Esta falha é estatal, mas pode-se dizer que todos os órgãos incumbidos pela correta aplicação da LEP são responsáveis? De quem é a culpa?
Mea culpa
O Departamento Penitenciário Nacional e o Conselho de Política Criminal e Penitenciária são ligados ao Ministério da Justiça, por isso são integrantes do Poder Executivo. O Ministério da Justiça tem como tarefa o planejamento, coordenação e administração da política penitenciária nacional. De acordo com o Decreto 4720 de 2003, artigo 10, o Departamento Penitenciário Nacional tem a incumbência, entre outras, de acompanhar a fiel aplicação das normas de execução pena em todo o território nacional e de gerir os recursos do Fundo Penitenciário Nacional. São incumbências positivas, de agir. Já com relação ao Conselho de Política Criminal e Penitenciária, o decreto prevê em seu artigo 35 algumas competências do órgão, como, por exemplo, propor diretrizes da política criminal quanto à prevenção do delito, inspecionar e fiscalizar os estabelecimentos penais, representar à autoridade competente para a interdição, no todo ou em parte, de estabelecimento penal. As incumbências dos dois órgãos do Ministério da Justiça são diferentes e demonstram que o Conselho de Política Criminal e Penitenciária não tem o poder de decisão como o Departamento Penitenciário possui. Apesar disso, a responsabilidade do Executivo persiste, pois a política criminal é de responsabilidade do Ministério da Justiça. A responsabilidade do Executivo se dá por omissão por não implementar uma política criminal que atenda e fomente todas as atribuições e direitos relacionados à execução penal.
Quanto ao poder Judiciário, a sua responsabilidade frente à execução penal é por omissão se o juízo se omitir nas especificações constantes nos incisos VI, VII e VIII do artigo 66 da LEP. Atribuir responsabilidade ao Judiciário fora destas atividades é querer se escusar de uma responsabilidade que é do Executivo. Neste sentido, é importante retornar à clássica separação de poderes, em que o Judiciário tem a função de aplicar a lei no caso concreto buscando, também, a efetivação dos direitos fundamentais do homem.
O Ministério Público também não pode ser responsabilizado pelos problemas penitenciários a não ser se houver omissão na fiscalização estampada no artigo 67 da LEP. Tarefa constitucional prevista no artigo 127 da Constituição Federal, em que dispõe que o Ministério Público tem a incumbência de defender a ordem jurídica, o regime democrático, os interesses sociais e os individuais indisponíveis.

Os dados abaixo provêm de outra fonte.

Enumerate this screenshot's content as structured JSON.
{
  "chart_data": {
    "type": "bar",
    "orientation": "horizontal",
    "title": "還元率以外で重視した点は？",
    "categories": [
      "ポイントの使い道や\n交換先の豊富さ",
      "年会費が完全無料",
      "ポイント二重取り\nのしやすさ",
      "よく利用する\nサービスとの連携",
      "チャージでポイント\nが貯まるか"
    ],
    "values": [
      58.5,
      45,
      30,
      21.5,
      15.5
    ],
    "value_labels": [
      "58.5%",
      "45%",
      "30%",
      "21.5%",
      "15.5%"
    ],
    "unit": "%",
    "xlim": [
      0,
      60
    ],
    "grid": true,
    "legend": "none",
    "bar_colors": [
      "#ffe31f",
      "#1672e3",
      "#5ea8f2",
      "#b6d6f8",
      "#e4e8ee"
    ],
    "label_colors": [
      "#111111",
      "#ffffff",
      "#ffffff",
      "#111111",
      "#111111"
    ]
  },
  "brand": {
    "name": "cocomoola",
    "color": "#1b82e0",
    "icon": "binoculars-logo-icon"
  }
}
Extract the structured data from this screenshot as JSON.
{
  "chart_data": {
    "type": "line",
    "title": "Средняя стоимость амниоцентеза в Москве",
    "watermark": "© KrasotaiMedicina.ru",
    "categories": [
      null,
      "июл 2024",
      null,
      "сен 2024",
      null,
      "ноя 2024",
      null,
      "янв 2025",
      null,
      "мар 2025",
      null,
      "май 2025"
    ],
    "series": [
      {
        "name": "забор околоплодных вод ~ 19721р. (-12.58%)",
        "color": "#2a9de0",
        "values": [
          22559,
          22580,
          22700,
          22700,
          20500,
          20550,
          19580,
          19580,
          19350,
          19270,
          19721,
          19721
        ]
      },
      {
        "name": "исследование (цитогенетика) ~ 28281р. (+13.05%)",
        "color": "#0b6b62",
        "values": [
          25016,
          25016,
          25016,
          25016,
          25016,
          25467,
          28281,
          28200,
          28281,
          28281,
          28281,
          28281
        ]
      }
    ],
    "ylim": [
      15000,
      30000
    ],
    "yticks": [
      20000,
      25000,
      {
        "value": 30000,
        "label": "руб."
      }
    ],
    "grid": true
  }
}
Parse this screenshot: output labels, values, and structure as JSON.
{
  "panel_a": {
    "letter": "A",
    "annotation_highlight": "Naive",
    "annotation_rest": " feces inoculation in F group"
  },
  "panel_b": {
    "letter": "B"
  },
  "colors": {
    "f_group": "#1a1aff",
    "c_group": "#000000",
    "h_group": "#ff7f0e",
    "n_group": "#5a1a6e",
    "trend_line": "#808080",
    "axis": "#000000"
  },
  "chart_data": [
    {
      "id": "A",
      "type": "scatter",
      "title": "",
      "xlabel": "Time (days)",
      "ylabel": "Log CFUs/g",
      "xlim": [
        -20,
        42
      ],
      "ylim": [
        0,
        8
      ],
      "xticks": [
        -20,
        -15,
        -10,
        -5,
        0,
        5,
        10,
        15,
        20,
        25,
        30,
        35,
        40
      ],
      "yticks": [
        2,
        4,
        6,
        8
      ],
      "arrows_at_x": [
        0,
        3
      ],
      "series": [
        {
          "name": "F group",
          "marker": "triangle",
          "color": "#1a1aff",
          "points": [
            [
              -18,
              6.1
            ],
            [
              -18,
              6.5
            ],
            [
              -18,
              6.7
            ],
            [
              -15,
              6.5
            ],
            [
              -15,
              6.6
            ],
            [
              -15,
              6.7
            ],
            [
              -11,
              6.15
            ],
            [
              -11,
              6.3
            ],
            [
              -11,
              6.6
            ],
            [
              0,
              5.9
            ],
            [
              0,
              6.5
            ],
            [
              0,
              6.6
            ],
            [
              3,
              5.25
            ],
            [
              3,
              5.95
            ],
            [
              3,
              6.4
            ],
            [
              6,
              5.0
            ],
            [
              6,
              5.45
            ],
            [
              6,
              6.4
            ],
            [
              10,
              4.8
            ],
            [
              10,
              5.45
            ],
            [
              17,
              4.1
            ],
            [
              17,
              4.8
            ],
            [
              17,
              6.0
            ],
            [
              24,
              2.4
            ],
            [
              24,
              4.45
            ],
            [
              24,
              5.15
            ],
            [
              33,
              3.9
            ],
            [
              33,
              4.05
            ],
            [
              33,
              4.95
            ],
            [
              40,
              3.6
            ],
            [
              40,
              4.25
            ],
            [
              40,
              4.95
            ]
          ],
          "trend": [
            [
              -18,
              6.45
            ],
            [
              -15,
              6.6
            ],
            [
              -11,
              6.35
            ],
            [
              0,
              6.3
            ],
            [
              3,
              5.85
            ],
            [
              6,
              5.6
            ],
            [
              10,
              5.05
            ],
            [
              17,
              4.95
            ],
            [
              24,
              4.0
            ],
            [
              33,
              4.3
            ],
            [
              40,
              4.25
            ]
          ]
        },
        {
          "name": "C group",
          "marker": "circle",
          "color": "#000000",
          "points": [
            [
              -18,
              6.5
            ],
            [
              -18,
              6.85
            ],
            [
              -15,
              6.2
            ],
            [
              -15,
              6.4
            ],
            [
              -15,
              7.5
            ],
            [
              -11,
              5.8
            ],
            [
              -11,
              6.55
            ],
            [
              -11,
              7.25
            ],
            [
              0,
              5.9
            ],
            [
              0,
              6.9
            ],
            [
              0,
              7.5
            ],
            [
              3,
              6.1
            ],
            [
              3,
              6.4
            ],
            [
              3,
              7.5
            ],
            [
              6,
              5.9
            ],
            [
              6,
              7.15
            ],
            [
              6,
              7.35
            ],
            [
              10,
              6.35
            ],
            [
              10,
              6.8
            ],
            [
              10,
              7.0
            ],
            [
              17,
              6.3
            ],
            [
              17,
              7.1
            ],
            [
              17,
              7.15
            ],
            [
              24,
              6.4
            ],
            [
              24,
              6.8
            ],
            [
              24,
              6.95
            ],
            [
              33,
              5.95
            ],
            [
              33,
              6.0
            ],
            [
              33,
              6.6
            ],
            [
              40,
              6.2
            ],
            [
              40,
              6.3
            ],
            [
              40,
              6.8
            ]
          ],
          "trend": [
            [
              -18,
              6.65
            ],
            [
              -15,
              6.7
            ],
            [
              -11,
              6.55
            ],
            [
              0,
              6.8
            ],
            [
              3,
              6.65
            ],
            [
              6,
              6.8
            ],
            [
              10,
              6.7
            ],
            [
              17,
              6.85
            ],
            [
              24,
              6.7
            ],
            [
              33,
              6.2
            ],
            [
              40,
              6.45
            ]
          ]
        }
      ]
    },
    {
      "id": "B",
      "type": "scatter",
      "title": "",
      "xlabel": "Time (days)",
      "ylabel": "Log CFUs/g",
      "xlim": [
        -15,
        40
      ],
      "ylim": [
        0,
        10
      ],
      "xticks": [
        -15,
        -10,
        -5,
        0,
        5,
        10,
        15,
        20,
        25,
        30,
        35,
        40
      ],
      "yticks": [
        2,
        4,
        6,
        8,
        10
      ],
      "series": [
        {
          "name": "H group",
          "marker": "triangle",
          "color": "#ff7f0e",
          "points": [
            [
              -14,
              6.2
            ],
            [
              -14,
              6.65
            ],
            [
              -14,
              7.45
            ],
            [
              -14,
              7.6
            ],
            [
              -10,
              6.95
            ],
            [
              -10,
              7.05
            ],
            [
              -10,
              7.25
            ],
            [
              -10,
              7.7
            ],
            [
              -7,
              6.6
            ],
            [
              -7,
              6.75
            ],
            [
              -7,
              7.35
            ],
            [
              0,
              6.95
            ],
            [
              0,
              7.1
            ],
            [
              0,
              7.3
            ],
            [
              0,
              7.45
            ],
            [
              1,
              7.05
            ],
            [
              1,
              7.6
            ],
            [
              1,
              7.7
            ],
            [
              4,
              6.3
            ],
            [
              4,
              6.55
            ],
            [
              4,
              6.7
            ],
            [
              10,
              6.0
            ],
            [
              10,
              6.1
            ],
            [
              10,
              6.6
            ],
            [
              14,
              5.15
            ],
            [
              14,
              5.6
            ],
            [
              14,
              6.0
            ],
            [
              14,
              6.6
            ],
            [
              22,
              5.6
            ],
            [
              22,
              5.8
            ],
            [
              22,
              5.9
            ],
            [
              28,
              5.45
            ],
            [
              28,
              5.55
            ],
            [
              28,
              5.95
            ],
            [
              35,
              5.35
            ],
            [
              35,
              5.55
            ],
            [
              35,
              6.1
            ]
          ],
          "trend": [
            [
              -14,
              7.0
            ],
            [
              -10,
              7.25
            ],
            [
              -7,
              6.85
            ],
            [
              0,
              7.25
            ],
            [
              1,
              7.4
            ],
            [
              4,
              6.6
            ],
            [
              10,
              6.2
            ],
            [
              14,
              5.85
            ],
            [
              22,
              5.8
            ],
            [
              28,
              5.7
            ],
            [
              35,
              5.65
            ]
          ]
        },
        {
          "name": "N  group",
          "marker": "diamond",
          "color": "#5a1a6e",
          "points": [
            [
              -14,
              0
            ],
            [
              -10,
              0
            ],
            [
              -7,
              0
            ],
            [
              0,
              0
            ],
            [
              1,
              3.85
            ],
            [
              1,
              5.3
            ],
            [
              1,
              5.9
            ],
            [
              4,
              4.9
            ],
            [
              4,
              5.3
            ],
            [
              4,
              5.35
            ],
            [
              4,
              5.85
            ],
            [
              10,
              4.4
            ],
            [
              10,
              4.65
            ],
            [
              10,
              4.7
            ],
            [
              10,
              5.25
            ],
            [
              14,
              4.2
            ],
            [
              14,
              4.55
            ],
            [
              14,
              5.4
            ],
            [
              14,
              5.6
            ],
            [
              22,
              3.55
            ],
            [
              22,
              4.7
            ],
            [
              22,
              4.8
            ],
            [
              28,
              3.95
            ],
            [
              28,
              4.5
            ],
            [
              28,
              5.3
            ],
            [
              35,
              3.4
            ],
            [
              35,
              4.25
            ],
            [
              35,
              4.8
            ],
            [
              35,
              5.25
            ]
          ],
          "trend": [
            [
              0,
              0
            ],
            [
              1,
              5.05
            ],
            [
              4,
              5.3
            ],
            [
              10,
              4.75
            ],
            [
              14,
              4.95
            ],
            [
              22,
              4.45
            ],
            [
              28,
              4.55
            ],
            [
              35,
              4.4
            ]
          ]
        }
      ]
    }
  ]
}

Apesar de não citado pela LEP como órgão da execução penal, o Poder Legislativo, assim, como o Executivo tem responsabilidade perante o sistema penitenciário, já que atua numa política simbólica, exagerando na criação de tipos penais e, que conseqüentemente, traz prejuízos ao sistema penitenciário. A massificação criminalizadora causada pelo Legislativo incha o sistema penitenciário e impossibilita qualquer tentativa, se houvesse, de uma política criminal tendente a efetivar os direitos dos condenados e dos internos. Dotti (2003: on-line) ao criticar a inflação legislativa caracterizando a política criminal como o direito penal do terror diz que a atuação legislativa “anarquiza os meios e métodos de controle da violência e da criminalidade, estimula o discurso político e revela a ausência de uma Política Criminal em nível de Governo Federal”.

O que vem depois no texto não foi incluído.